Unknown to most beholders of this powerful image is the fact that the traveler was not an eastern visitor but an Arkansan himself. Sandford Faulkner, who created the tale based on his own experience while electioneering in 1840, was a prominent planter and politician whose wealth and social graces made him as welcome in New Orleans as in Little Rock. Thus, if the squatter demonstrates the existence of rural poverty and indolence in early Arkansas, then the traveler shows the presence of southern gentility. In reality, the poor-but-proud squatter of the Arkansas Traveler is a stereotype, displaying some characteristics of his society but exaggerating their importance.

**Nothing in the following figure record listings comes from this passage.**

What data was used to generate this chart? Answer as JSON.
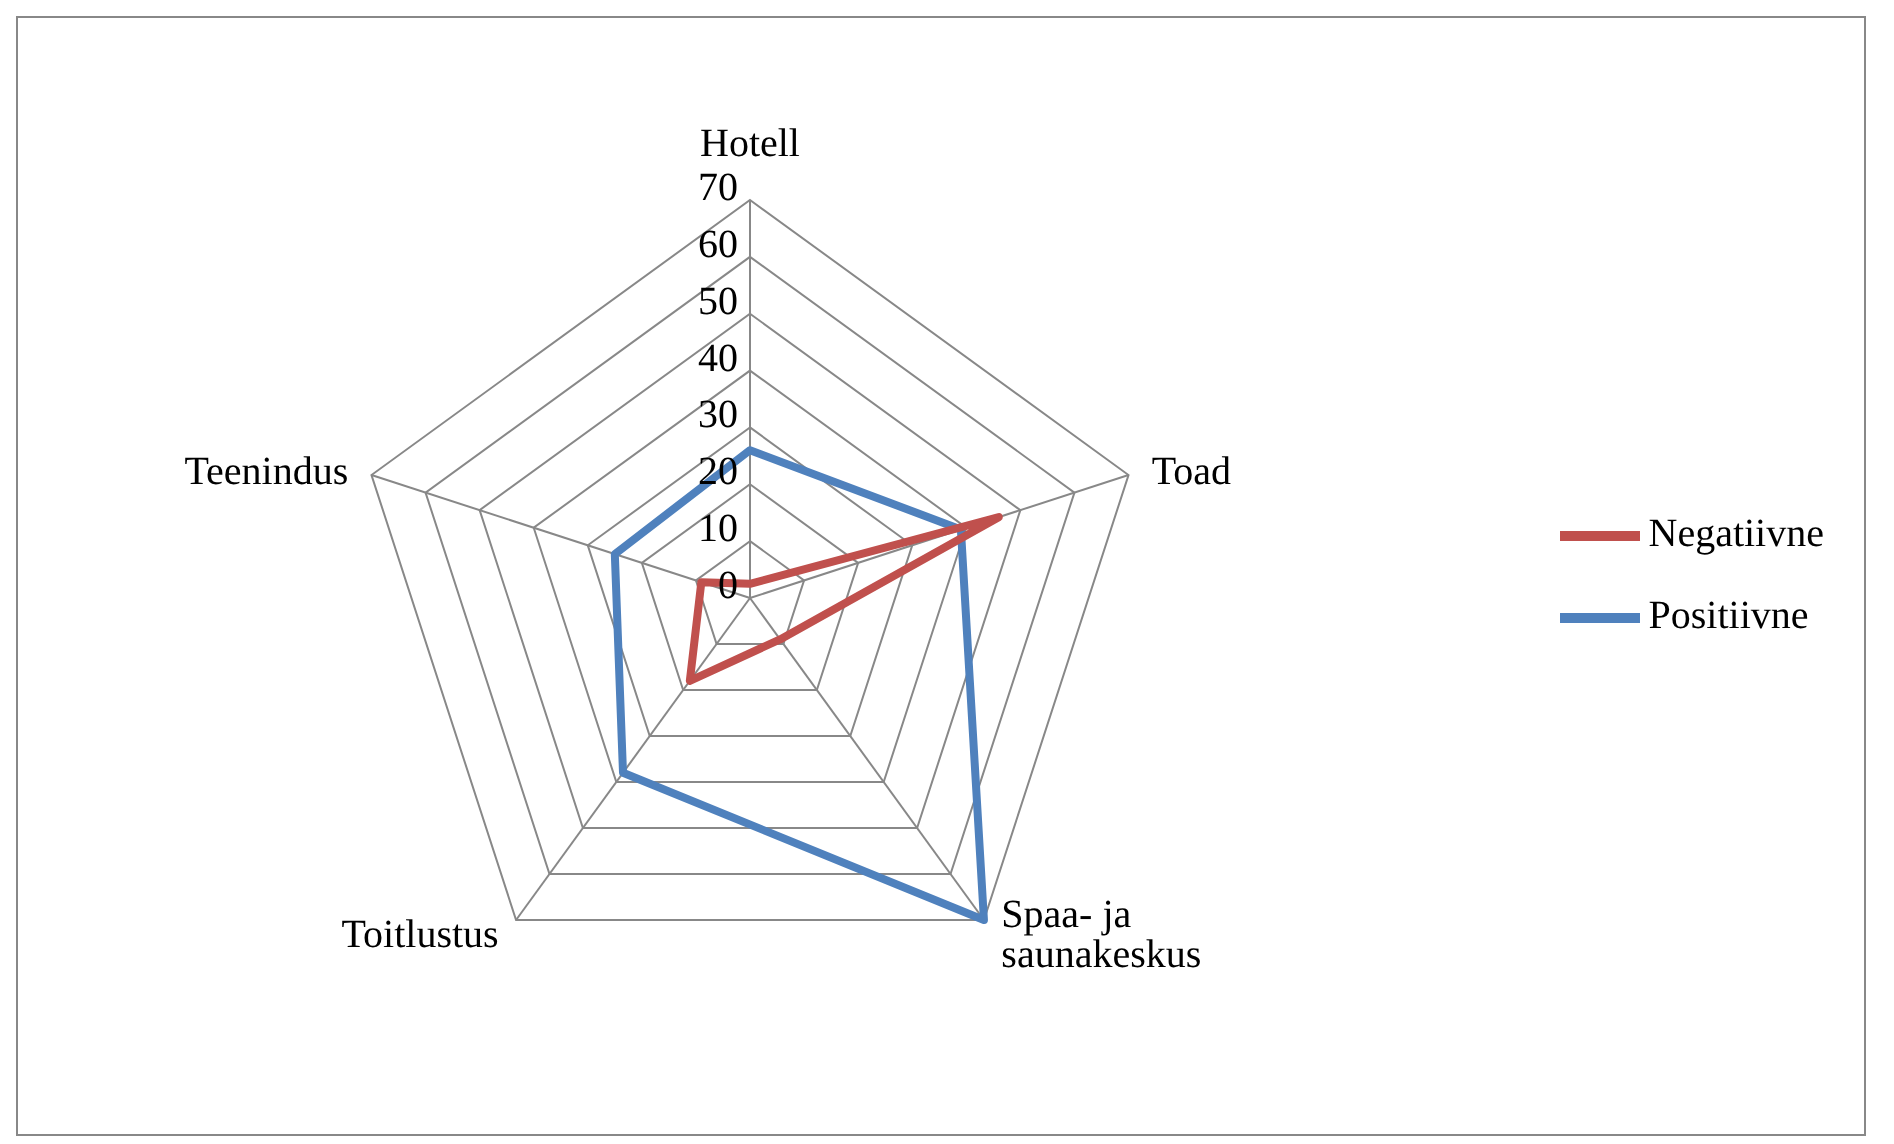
{
  "chart_data": {
    "type": "radar",
    "categories": [
      "Hotell",
      "Toad",
      "Spaa- ja saunakeskus",
      "Toitlustus",
      "Teenindus"
    ],
    "series": [
      {
        "name": "Positiivne",
        "color": "#4f81bd",
        "values": [
          26,
          39,
          70,
          38,
          25
        ]
      },
      {
        "name": "Negatiivne",
        "color": "#c0504d",
        "values": [
          2.5,
          46,
          9,
          18,
          9
        ]
      }
    ],
    "ylim": [
      0,
      70
    ],
    "yticks": [
      0,
      10,
      20,
      30,
      40,
      50,
      60,
      70
    ],
    "grid": true,
    "legend": "right",
    "marker": "none"
  }
}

If shiftlessness is associated with Arkansas Territory, so also is lawlessness. Hiram Whittington, who had arrived in Arkansas from Massachusetts in 1827, chided his brother back home in Salem because the people there were making a great fuss about the murder of one man. Whittington claimed that there had been twenty or thirty killings in Arkansas during the past year and only three murderers had been hanged. A few years later, George Featherstonhaugh, an English-born traveler, claimed that criminal-types were attracted to Arkansas and vice versa: Gentlemen who had taken the liberty to imitate the signatures of other persons; bankrupts who were not disposed to be plundered by their creditors; homicides, horse-stealers, and gamblers; all admired Arkansas on account of the very gentle and tolerant state of public opinion which prevailed there in regard to such fundamental points as religion, morals, and property.
Whittington and Featherstonhaugh both seem to have exaggerated for the sake of humor and probably also out of culture shock. Nonetheless, there is no reason to doubt the essence of what they wrote. Arkansas Territory was a violent place where duels occurred frequently, brawls were commonplace, and murder was something about which the average citizen might reasonably worry. Moreover, there was a significant population of counterfeiters, horse thieves, and other professional criminals. In truth, both lawlessness and shiftlessness were important parts of Arkansas Territory. They are not, however, the whole story.
The following chapters examine Arkansas as an economic resource utilized by American society in the process of its expansion and self-definition in the early nineteenth century. This study begins with the arrival of the Spanish explorers and discusses both Native American and European colonial society, but it focuses on the activities of American pioneers in the decades of the 1820s and 1830s when Arkansas Territory grew into statehood. The underlying hypothesis is that those Americans were ambitious to improve their lives in a material sense and that in large measure they succeeded. Arkansas Territory was more economically successful than the Arkansas Traveler would suggest or than historians have hitherto realized. It was a crude and sometimes brutal place, but it was also the scene of economic development as settlers moved from hunting and subsistence farming into market-oriented agriculture. The former quality has been exaggerated, and the latter largely has been ignored.